Wells Jonathan N, Marsh Joseph A
MRC Human Genetics Unit, MRC Institute of Genetics and Molecular Medicine, University of Edinburgh, Edinburgh, UK.
Methods Mol Biol. 2019;1851:251-261. doi: 10.1007/978-1-4939-8736-8_13.
Reconstructing evolutionary relationships in repeat proteins is notoriously difficult due to the high degree of sequence divergence that typically occurs between duplicated repeats. This is complicated further by the fact that proteins with a large number of similar repeats are more likely to produce significant local sequence alignments than proteins with fewer copies of the repeat motif. Furthermore, biologically correct sequence alignments are sometimes impossible to achieve in cases where insertion or translocation events disrupt the order of repeats in one of the sequences being aligned. Combined, these attributes make traditional phylogenetic methods for studying protein families unreliable for repeat proteins, due to the dependence of such methods on accurate sequence alignment.We present here a practical solution to this problem, making use of graph clustering combined with the open-source software package HH-suite, which enables highly sensitive detection of sequence relationships. Carrying out multiple rounds of homology searches via alignment of profile hidden Markov models, large sets of related proteins are generated. By representing the relationships between proteins in these sets as graphs, subsequent clustering with the Markov cluster algorithm enables robust detection of repeat protein subfamilies.
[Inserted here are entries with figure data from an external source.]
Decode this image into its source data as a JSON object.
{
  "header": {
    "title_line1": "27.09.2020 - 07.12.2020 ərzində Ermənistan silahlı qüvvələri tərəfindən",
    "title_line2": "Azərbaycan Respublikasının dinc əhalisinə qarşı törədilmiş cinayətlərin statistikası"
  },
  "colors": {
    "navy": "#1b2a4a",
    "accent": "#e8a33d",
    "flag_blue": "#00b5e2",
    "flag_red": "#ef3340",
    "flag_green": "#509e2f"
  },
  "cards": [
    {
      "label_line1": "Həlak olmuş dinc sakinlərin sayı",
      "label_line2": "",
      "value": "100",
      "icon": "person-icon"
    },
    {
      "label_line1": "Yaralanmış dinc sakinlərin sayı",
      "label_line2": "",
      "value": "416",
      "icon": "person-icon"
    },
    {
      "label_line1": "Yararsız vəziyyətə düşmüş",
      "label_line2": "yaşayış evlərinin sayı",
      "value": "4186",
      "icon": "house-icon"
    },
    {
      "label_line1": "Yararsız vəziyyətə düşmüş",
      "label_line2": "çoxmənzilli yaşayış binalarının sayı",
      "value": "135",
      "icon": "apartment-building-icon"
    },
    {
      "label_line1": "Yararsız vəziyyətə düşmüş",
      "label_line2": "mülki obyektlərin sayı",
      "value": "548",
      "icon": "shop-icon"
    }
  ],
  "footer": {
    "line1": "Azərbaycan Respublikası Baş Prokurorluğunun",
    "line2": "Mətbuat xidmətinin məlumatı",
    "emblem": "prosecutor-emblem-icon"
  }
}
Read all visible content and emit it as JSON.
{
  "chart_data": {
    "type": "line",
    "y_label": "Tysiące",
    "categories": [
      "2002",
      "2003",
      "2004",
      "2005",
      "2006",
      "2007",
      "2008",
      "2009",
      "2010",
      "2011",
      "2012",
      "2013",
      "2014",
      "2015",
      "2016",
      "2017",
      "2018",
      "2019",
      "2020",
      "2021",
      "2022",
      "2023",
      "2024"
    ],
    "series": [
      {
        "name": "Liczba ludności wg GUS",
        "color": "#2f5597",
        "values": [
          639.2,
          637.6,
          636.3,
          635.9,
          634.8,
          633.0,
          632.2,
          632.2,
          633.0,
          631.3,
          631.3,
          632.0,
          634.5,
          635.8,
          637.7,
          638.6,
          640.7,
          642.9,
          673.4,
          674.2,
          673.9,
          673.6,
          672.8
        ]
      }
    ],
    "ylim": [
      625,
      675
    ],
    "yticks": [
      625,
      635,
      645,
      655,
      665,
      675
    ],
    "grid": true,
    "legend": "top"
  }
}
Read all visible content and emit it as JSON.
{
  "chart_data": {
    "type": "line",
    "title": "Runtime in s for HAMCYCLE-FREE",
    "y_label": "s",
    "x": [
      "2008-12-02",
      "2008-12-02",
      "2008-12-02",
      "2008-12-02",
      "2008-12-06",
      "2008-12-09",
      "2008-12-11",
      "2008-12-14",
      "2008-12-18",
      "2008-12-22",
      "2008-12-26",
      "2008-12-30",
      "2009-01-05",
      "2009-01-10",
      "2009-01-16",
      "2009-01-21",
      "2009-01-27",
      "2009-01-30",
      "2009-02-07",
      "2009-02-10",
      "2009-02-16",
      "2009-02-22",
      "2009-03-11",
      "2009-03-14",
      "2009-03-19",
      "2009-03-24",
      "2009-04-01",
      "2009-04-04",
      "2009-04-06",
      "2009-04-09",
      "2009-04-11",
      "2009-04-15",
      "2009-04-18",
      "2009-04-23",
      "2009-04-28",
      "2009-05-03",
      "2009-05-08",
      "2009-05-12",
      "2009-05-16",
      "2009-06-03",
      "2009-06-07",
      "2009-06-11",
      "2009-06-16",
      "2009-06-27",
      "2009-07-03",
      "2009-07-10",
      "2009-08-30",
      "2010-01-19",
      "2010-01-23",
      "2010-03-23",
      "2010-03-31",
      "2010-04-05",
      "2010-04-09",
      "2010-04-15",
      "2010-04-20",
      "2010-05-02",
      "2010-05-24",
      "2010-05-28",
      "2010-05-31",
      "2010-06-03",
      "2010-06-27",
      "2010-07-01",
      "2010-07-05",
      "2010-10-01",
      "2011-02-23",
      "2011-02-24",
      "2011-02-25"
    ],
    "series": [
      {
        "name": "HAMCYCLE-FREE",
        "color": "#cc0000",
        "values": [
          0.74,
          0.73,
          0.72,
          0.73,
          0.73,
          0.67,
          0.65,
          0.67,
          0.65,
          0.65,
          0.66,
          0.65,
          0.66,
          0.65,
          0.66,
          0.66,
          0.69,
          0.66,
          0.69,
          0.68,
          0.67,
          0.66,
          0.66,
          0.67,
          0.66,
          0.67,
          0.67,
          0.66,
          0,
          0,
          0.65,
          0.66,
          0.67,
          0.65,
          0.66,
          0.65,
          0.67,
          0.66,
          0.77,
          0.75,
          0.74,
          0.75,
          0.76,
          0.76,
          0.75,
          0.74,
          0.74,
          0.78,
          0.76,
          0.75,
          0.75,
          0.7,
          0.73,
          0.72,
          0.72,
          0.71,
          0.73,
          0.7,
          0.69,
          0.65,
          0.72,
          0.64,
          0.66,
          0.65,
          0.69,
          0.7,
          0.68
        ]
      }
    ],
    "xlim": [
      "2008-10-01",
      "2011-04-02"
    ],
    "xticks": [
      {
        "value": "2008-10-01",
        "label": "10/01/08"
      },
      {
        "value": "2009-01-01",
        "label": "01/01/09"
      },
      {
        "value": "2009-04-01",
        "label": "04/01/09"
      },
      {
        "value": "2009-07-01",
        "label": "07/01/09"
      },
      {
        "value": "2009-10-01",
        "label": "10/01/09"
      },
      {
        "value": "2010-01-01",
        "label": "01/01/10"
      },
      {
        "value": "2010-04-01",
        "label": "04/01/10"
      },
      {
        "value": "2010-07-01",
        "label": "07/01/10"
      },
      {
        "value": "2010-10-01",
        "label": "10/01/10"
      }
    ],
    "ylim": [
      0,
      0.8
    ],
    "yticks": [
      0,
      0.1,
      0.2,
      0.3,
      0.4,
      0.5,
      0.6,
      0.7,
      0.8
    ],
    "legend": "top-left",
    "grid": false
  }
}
由于重复序列之间通常存在高度的序列差异,重建重复蛋白中的进化关系非常困难。大量相似重复序列的蛋白质比重复基序拷贝数较少的蛋白质更有可能产生显著的局部序列比对,这使得情况更加复杂。此外,在插入或易位事件破坏了其中一个比对序列中重复序列顺序的情况下,有时无法实现生物学上正确的序列比对。综合起来,由于这些方法依赖于准确的序列比对,这些特性使得研究蛋白质家族的传统系统发育方法对重复蛋白不可靠。我们在此提出了一个解决该问题的实用方案,利用图聚类结合开源软件包HH-suite,它能够高度灵敏地检测序列关系。通过对轮廓隐马尔可夫模型进行比对来进行多轮同源性搜索,生成大量相关蛋白质。通过将这些蛋白质集合中的蛋白质之间的关系表示为图,随后使用马尔可夫聚类算法进行聚类,能够可靠地检测重复蛋白亚家族。